There were also cases toward the back of the unit holding what the lab calls bulk submissions - kilos of cocaine. The lab also deals with new drug compounds so vast and dangerous, the location isn't publicized.

"It's a new danger, not just for the public, but for the law enforcement," Winouker said.

After illegal drugs are seized, they're brought to the lab. But it's not as simple as boxing them up and bringing them over. Some of the compounds brought to the lab require protective suits - and many times, the DEA doesn't even know what's in the drugs. So every precaution has to be taken. 

Mirlande Germa-Titus is the senior forensic chemist at the lab and knows the dangers they're dealing with.

"We go in level 8, which is this hazmat suit you see here. It is very dangerous," she explained while showing us a plastic, head-to-toe suit. "Lab coat is a must...Proper gloves and goggles."

The rise in synthetic opiods is the main reason for the precautions. They've encountered a new drug that's 50 times more potent than heroine, and blows morphine away.
                   
"Fentenyl is dangerous because it's 100 times more potent than morphine. It can go through your skin and if you inhale it, it can cause death," Germa-Titus said.

Fentenyl has legitimate medical uses for cancer pain relief when it's delivered in a time-released patch. On the street, an illicit pill can kill instantly. In Tampa, the amount of fentanyl exhibits submitted to the laboratory for analysis doubled from 2015-2016. For the state of Florida, their fentanyl exhibits increased from seven in 2015 to 55 in 2016.

"Right now, we have an unknown pink powder," Germa-Titus said as she showed us how they handle a compound. "I'm grinding, prepping a composite for analysis."
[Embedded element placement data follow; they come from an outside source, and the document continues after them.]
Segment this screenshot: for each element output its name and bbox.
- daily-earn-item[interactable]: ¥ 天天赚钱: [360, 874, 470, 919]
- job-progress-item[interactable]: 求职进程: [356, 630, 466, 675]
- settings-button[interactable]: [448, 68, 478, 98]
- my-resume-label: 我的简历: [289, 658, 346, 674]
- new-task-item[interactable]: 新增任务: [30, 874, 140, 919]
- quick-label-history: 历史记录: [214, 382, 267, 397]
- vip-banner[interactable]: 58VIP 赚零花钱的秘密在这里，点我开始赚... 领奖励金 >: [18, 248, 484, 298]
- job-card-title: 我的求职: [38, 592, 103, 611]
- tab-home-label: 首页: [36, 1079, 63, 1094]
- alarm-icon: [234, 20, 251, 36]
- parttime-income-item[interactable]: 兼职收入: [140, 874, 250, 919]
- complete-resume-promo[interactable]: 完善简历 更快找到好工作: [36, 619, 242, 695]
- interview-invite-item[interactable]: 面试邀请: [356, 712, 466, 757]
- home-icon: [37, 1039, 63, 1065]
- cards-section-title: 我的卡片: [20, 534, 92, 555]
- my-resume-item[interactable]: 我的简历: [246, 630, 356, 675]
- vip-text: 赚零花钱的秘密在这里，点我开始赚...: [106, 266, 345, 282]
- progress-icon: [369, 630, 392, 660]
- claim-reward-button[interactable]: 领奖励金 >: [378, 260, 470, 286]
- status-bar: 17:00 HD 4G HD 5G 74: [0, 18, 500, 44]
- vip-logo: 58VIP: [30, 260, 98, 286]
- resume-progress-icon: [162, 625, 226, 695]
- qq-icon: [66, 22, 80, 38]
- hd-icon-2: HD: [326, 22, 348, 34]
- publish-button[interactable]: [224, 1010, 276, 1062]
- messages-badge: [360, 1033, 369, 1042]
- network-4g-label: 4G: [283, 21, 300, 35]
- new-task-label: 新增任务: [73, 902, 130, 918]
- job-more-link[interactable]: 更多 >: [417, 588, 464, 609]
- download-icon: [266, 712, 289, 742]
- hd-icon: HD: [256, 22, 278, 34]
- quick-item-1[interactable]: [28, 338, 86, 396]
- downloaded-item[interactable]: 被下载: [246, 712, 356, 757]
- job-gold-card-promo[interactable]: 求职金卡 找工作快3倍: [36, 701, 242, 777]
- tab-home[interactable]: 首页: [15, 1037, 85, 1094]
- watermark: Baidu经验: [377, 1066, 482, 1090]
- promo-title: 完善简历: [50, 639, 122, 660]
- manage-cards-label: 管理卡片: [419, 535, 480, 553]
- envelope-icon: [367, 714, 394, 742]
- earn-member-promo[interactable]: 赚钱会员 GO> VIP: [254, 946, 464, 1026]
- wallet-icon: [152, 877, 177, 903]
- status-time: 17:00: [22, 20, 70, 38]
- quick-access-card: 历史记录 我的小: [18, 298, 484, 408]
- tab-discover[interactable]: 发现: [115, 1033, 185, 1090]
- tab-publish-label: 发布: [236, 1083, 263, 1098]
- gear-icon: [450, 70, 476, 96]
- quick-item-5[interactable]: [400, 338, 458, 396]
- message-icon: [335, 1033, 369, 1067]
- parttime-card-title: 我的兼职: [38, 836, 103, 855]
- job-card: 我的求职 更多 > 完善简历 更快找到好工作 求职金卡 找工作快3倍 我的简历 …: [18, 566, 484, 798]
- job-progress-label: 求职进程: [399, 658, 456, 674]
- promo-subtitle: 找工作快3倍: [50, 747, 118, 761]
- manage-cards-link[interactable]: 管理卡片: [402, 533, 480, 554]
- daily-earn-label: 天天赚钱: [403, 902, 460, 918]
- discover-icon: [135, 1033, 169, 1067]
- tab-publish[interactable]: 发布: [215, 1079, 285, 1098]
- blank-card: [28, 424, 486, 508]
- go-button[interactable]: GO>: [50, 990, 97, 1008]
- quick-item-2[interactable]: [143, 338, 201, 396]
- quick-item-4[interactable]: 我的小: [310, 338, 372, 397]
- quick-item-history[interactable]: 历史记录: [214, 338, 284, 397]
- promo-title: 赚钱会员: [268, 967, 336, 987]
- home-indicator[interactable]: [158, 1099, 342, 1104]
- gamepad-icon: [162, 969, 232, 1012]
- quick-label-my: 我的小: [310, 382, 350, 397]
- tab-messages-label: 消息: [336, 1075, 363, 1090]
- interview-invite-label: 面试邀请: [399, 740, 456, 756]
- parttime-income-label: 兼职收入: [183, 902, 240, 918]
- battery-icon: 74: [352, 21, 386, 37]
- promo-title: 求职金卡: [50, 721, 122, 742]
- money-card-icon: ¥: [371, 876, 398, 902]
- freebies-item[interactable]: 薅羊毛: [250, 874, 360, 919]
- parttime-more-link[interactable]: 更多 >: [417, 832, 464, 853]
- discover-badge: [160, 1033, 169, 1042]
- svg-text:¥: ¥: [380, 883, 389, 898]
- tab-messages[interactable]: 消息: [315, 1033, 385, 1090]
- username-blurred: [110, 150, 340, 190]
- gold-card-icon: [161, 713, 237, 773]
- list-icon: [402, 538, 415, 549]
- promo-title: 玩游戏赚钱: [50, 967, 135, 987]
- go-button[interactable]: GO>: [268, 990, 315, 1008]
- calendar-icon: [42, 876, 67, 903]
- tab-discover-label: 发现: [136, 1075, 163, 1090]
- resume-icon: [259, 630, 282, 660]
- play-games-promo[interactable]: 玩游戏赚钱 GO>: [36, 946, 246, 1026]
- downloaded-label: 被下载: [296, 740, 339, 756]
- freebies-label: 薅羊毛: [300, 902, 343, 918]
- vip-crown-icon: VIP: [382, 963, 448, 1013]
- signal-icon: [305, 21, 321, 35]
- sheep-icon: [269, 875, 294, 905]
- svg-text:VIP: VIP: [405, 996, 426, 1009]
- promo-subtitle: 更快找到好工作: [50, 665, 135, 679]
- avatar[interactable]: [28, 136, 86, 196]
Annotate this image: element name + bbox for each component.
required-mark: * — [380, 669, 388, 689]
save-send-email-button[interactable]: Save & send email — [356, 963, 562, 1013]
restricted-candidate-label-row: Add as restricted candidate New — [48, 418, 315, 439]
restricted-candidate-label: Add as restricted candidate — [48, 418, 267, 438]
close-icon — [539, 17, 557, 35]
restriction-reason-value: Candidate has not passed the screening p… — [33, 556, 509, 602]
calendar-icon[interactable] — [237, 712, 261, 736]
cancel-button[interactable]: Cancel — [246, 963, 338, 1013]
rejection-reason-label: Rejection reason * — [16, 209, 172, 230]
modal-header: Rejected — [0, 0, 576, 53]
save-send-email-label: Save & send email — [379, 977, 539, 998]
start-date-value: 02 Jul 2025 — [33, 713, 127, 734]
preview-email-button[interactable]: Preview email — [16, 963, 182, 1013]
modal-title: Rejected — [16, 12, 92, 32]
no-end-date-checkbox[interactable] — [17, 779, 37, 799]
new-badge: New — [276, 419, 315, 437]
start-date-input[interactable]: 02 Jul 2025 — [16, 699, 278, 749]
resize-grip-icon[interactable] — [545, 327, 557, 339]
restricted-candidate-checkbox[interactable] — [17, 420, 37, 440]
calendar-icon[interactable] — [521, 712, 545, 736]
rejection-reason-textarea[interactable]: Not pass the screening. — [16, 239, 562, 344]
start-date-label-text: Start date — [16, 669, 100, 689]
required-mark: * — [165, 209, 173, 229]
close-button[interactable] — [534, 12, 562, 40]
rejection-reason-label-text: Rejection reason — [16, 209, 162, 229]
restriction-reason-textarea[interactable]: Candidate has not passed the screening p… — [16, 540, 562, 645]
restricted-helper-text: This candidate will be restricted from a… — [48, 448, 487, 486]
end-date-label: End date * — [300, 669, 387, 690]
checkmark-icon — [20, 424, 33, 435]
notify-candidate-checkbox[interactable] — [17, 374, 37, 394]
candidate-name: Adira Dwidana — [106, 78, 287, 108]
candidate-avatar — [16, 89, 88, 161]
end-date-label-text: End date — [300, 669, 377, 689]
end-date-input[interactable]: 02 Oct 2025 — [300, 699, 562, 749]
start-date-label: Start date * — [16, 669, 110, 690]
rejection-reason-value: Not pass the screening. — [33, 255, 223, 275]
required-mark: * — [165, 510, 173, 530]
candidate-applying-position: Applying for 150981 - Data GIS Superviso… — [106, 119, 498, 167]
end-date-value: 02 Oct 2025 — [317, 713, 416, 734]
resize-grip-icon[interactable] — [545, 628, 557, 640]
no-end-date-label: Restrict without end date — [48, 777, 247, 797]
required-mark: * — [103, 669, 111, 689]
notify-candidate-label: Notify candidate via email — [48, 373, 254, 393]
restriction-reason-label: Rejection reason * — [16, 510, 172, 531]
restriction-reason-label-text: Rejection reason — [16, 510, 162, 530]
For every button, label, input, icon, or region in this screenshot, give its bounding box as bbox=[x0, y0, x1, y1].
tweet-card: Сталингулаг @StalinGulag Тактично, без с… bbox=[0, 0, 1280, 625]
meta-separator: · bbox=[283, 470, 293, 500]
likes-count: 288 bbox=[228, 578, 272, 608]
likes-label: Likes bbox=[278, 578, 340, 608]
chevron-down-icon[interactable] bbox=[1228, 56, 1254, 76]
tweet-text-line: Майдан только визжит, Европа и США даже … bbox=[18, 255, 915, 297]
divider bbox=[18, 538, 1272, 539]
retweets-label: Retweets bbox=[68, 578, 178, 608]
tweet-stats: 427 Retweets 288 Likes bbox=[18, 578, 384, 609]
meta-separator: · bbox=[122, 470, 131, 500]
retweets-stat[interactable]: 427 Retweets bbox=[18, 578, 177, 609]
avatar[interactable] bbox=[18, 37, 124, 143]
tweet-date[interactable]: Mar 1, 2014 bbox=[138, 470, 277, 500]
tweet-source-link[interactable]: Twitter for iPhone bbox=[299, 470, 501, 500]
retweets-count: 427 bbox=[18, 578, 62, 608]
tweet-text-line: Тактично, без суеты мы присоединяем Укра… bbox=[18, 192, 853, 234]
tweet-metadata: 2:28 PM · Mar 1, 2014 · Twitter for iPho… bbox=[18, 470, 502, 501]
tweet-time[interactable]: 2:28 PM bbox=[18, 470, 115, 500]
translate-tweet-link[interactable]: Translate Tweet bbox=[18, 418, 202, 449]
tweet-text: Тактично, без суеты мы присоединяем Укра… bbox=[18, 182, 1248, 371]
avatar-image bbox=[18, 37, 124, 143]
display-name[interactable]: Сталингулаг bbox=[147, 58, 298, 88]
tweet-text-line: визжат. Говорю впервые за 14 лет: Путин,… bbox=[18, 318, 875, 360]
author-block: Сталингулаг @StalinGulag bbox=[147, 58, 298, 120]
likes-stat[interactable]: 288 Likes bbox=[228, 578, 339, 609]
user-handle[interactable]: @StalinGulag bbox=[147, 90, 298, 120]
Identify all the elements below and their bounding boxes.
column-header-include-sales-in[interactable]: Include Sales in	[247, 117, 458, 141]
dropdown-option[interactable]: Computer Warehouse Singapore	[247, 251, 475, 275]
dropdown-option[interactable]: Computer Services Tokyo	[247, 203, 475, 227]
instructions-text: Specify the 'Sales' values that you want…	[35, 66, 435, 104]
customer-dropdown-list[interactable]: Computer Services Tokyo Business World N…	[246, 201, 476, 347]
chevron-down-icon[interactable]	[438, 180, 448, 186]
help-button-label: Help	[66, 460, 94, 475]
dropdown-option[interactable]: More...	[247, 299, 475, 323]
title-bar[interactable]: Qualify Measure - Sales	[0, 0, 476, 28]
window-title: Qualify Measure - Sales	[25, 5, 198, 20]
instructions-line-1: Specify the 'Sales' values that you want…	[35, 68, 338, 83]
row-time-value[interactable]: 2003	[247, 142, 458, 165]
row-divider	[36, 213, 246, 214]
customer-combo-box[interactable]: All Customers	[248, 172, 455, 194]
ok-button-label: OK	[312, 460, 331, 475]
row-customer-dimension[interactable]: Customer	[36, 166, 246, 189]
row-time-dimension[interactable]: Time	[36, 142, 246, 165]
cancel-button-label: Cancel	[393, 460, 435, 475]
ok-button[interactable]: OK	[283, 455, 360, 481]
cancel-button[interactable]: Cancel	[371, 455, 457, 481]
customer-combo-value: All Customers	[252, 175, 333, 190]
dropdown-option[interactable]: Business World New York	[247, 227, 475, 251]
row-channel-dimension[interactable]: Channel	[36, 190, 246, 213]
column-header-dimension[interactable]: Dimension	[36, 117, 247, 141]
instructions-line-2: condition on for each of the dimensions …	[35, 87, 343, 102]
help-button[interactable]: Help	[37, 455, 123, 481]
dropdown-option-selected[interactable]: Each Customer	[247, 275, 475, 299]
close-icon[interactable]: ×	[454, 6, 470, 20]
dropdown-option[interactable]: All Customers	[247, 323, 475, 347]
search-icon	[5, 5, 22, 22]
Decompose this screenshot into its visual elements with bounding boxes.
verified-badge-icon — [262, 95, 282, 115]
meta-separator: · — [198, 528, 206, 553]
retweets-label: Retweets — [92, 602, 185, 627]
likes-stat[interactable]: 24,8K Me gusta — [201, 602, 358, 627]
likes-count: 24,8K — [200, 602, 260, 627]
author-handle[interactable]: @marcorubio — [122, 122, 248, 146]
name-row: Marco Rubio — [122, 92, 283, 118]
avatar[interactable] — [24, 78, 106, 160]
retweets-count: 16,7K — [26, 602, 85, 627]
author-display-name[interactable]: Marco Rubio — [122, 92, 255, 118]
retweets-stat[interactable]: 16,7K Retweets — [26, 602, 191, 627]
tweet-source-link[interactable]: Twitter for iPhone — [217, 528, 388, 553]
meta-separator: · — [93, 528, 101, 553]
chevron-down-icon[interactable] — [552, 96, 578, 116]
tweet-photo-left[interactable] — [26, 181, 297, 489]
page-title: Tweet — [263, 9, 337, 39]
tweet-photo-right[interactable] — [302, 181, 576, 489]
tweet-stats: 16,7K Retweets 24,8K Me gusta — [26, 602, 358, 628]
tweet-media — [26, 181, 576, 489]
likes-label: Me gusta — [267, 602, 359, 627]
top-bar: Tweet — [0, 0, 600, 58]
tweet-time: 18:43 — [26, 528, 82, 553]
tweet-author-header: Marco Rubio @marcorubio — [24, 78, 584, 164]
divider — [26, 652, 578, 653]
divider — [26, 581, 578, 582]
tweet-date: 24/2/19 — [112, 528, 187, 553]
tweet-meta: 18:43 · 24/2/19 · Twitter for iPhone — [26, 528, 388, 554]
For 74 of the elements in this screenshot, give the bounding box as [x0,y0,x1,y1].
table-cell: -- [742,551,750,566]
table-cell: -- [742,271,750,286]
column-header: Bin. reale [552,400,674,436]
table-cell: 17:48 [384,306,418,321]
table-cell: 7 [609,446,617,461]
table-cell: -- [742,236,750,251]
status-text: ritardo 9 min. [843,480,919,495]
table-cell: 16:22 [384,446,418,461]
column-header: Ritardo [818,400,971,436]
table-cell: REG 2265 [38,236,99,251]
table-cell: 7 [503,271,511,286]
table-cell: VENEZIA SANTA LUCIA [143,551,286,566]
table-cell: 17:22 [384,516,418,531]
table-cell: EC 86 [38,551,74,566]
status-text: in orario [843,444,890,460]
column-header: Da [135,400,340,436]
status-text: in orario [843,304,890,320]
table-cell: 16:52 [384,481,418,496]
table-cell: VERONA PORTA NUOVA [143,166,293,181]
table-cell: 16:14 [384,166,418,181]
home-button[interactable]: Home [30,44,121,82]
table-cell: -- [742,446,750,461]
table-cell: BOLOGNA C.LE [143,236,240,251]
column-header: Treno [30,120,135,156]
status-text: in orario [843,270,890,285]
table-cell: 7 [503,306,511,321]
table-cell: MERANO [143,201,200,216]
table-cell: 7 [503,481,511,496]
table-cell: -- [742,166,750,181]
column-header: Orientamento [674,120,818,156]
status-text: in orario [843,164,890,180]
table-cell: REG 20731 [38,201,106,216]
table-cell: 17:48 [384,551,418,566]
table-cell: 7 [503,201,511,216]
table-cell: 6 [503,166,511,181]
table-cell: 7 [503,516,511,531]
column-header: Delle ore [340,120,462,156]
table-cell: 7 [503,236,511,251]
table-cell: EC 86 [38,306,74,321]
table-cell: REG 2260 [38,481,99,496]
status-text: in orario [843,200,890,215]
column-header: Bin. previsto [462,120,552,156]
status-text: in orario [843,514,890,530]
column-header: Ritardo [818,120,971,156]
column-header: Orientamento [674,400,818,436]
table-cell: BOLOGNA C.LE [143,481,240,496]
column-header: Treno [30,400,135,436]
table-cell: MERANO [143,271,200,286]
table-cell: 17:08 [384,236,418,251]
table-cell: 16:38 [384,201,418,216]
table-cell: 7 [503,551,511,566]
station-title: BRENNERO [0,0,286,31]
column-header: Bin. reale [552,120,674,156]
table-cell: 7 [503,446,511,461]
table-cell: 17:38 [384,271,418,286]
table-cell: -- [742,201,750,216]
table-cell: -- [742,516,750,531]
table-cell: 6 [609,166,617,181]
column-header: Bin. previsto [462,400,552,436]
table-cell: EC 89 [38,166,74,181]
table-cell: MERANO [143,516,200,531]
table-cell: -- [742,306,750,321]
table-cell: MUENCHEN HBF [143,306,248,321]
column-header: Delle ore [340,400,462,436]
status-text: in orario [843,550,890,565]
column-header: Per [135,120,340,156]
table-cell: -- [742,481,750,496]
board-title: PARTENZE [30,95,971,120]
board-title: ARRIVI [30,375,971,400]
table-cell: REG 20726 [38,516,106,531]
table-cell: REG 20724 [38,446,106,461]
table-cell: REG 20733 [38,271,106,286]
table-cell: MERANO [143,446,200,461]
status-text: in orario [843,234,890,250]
Once it's ready, the same is compared to known substances, using a computer to see what they can identify. This particular sample was clear of fentenyl, but that doesn't mean it's in the clear. Analysis showed an "unknown" compound, which could be just as or more dangerous.

"This is considered the 'hot side,'" Germa-Titus said, guiding us through the lab. "This is where we have all the dangers to you, the solvents. That's why you have on your glasses, as well. Everything is constantly changing."

Drugs are classified and made illegal according to their ingredients. Illegal drug-makers play chemist, constantly changing the structure of compounds, trying to stay ahead of the law. That means the lab finds new compounds on a regular basis.

"The amount that we're seeing is increasing over the years with the synthetic catanoids, cathanones and now, with the fentenyl," Winouker said.

That translates to anything from bath salts, to elephant tranquilizers, to the deadly synthetic drug known as "pink" -  which the DEA says has been involved in an increasing number of overdoses nationwide.

But the agency said it has a secret weapon. t's a half a million-dollar machine called a nuclear resonance spectrometer. It is one of the most powerful instruments a crime lab can have to identify new compounds, by showing how the atoms are connected to each other.

"It's instrumentation that, kind of, allows us to put the molecule back together," Winouker says. "We'll be able to say to our agents, say, 'this is a new compound [you're] seeing in the streets... The consumer needs to be aware that it is truly playing Russian roulette. You just don't know what you're going to get."